In January 2012, citing a need to concentrate on other projects, he and Ward left the band.

===Fozzy===
With Sean Delson's announcement to leave Fozzy to pursue other musical interests, Fozzy announced Di Leo as Delson's replacement on September 9, 2011. Di Leo was already known to the group as he had played with Fozzy co-founder Rich Ward in Adrenaline Mob. Di Leo's first show as a member of Fozzy was at the House of Blues in Paradise, Nevada on October 15.

A month later, Fozzy (with Di Leo) landed in the United Kingdom for their "The Madness Returns – Winter 2011" tour. The band played back-to-back shows in Reading, Southampton, Cardiff, Leeds, Nottingham, Glasgow, York, Wrexham, Plymouth, High Wycombe and Brighton, between November 2–13, before departing to tour in Germany, the Netherlands and Denmark.
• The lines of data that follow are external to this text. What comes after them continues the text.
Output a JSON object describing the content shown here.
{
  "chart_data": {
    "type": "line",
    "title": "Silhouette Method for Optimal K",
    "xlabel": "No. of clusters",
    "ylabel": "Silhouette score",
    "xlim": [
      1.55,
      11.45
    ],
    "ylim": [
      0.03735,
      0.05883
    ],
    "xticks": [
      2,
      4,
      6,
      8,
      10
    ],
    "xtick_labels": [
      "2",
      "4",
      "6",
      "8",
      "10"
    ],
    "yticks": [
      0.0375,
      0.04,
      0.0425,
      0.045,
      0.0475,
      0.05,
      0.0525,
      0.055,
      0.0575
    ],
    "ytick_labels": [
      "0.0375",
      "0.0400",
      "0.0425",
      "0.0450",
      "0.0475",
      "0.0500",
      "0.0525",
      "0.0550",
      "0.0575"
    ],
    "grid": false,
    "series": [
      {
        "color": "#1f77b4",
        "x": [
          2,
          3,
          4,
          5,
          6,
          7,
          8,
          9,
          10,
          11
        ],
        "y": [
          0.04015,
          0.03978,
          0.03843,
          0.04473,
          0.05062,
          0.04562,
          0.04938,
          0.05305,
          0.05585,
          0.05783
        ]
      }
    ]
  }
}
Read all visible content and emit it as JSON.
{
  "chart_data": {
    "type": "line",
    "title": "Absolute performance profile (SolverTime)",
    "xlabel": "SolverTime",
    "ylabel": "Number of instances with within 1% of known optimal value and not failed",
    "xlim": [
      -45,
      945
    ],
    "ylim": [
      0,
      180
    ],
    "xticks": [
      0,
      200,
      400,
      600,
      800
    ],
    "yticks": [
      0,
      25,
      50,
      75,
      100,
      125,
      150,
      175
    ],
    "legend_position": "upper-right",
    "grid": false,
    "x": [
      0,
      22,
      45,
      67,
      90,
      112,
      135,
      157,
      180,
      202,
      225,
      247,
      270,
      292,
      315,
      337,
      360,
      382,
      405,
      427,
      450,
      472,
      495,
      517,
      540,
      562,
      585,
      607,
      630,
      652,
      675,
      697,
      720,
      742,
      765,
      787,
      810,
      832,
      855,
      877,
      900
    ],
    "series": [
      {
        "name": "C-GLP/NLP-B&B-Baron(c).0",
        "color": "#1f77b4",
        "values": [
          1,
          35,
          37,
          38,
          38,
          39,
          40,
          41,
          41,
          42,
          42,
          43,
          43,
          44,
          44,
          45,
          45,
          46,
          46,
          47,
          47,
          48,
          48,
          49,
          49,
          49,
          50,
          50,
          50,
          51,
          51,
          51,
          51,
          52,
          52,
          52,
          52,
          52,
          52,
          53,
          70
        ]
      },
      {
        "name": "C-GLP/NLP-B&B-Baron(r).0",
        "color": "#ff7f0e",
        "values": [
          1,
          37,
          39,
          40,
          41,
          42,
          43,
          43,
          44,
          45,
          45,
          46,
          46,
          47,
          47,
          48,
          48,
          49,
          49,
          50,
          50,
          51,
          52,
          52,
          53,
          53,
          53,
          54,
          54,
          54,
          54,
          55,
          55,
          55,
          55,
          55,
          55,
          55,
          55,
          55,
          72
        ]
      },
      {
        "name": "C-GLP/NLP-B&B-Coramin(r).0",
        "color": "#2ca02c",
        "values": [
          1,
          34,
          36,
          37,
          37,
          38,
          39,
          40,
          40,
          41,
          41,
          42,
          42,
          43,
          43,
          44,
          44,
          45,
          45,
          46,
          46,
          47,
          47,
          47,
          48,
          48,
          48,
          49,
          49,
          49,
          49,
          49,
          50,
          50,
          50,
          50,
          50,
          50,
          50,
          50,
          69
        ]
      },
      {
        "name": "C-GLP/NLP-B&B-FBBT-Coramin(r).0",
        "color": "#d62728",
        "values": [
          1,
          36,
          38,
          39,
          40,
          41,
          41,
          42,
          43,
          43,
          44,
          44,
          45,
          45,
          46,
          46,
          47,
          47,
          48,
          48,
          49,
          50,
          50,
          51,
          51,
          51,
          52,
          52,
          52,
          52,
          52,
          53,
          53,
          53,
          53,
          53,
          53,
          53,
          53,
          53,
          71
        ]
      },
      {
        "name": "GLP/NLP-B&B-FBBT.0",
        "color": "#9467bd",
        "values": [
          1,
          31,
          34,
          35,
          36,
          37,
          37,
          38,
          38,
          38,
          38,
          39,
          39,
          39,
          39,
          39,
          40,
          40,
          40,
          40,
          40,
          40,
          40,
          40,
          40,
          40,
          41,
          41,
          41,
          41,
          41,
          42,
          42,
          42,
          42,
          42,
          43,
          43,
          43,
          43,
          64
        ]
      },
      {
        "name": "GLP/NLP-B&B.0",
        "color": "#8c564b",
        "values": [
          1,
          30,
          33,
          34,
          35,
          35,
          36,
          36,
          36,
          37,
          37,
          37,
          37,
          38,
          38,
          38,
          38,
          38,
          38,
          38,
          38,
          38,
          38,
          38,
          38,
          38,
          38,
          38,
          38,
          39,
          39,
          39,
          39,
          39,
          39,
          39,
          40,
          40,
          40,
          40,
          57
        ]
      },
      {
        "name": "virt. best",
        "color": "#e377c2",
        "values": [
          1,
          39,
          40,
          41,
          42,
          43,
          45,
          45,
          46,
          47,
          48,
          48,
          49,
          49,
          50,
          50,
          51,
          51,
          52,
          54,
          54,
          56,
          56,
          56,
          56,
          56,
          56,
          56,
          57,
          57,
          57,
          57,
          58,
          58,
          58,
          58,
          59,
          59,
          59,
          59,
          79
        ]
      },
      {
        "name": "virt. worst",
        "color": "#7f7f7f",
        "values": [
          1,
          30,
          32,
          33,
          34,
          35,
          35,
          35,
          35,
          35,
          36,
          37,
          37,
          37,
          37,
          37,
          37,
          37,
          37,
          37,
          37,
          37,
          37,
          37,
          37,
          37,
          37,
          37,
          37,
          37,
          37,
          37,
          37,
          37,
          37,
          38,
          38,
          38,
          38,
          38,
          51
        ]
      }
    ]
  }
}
On January 18, 2012, Fozzy announced that they had signed with Century Media Records and subsequent plans to release their fifth studio album during the Summer. Fozzy's fifth studio album and debut with Century Media is entitled Sin and Bones and is set for an August release. On July 10, Fozzy released their first single from their new album, as "Sandpaper" (featuring M. Shadows of Avenged Sevenfold) was published onto YouTube with an "Evolution of Fozzy" video. "Sandpaper" became available for download on iTunes on July 17.

Despite his absence on stage, Di Leo recorded three albums with the band: Sin and Bones in 2011, Do You Wanna Start a War in 2014 and Judas in 2017.